The whole edifice of modern financial theory is, as described earlier, founded on a few simplifying assumptions. It presumes that homo economicus is rational and self-interested. Wrong, suggests the experience of the irrational, mob-psychology bubble and burst of the 1990s. A further assumption: that price variations follow the bell curve. Wrong, suggests the by-now widely accepted research of me and many others since the 1960s. And now the next assumption wobbles: that price variations are what statisticians call i.i.d., independently and identically distributed—like the coin game with each toss unaffected by the last. Evidence for short-term dependence has already been mounting. And now comes the increasingly accepted but still confusing evidence of long-term dependence. Some economists, when thinking about long memory, are concerned that it undercuts the Efficient Market Hypothesis that prices fully reflect all relevant information; that the random walk is the best metaphor to describe such markets; and that you cannot beat such an unpredictable market. Well, the Efficient Market Hypothesis is no more than that, a hypothesis. Many a grand theory has died under the onslaught of real data.
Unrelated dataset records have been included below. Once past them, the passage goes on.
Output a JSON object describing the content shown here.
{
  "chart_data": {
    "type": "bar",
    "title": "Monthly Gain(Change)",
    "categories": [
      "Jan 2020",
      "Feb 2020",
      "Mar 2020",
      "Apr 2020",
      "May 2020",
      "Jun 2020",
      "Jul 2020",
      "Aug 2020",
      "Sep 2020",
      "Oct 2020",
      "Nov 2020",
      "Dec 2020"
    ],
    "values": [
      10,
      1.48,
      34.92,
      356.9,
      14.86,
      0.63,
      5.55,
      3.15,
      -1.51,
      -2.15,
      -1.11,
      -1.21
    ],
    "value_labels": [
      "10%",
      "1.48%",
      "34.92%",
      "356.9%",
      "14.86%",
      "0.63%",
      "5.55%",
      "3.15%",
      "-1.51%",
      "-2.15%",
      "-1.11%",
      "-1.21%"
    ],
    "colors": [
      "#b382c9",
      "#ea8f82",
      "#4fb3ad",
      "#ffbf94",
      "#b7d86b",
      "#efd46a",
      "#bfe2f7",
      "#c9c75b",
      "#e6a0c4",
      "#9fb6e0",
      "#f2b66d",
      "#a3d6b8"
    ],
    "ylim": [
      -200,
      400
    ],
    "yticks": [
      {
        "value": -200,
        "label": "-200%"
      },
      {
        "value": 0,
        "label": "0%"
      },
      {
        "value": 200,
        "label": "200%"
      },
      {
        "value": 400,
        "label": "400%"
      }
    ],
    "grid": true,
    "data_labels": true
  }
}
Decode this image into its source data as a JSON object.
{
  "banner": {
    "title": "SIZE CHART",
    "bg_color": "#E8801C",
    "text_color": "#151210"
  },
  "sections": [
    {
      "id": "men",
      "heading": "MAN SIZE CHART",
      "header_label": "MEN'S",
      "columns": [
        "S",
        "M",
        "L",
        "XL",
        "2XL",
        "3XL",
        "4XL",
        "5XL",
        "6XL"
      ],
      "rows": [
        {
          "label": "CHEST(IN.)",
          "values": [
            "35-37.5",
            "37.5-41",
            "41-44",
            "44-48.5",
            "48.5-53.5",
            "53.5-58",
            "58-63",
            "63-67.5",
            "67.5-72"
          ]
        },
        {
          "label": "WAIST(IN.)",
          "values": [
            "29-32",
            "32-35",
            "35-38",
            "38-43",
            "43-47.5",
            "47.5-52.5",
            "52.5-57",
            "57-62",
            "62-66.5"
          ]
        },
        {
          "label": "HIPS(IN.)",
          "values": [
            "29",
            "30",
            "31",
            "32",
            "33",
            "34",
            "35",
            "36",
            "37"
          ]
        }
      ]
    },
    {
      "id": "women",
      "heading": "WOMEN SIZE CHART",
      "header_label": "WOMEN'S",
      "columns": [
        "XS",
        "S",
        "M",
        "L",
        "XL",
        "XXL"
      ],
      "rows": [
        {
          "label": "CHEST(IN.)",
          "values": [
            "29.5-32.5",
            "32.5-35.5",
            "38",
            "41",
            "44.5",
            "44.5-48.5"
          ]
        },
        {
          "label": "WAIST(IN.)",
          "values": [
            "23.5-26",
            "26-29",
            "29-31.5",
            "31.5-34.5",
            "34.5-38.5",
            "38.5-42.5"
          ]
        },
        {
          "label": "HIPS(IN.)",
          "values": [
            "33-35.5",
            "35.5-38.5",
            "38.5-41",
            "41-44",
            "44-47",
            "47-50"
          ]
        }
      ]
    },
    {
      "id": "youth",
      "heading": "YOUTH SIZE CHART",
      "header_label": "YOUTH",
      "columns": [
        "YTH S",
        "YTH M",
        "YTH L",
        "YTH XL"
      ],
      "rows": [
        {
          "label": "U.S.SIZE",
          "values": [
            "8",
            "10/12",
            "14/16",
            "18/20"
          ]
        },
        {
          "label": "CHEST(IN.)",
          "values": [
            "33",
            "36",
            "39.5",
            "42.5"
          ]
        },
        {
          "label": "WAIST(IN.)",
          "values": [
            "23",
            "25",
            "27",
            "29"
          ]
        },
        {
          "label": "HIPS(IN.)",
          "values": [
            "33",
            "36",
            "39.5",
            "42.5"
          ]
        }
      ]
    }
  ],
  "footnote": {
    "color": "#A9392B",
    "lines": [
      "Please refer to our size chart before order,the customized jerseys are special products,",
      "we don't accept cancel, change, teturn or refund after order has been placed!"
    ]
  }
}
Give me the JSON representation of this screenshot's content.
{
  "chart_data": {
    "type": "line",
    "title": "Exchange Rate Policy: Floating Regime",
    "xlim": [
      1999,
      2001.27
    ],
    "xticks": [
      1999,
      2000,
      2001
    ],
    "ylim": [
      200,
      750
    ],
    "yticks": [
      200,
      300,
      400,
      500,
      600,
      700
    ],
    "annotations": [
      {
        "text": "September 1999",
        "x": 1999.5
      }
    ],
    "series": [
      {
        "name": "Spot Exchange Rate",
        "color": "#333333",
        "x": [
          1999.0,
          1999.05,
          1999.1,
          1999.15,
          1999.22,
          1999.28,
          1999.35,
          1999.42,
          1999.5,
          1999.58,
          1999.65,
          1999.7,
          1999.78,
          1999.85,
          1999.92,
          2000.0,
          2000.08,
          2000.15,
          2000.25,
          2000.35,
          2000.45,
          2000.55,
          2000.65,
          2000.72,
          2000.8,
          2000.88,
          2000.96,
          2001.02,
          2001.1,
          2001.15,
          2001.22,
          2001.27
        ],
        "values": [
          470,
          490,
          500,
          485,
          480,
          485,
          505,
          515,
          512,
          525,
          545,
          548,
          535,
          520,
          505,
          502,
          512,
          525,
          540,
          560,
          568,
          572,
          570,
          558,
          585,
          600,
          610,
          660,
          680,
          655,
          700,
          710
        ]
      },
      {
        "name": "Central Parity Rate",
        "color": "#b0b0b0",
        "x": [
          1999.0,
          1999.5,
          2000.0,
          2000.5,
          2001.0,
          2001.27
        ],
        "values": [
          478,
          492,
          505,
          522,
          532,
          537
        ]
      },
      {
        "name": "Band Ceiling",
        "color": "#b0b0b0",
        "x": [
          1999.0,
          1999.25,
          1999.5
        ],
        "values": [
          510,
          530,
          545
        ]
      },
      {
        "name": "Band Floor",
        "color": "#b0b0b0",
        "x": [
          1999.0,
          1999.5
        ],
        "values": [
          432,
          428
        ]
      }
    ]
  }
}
Under the efficient markets hypothesis, it is assumed that stock prices in the market follow a “random walk”, where prices today are independent of prices of yesterday. Mandelbrot’s research of fractal dynamics in stock market prices has indicated evidence of long-term dependence in the markets, where prices of a stock from many years back can still impact and influence its prices today.
How can we use it? I have no clue myself or I’ll be dedicating my full awake time towards gaming the markets. But what we can take away, from a broader perspective, is that the same statistical models and tools we use to calculate risk and safety (that we learned in business school) cannot be taken to be foolproof.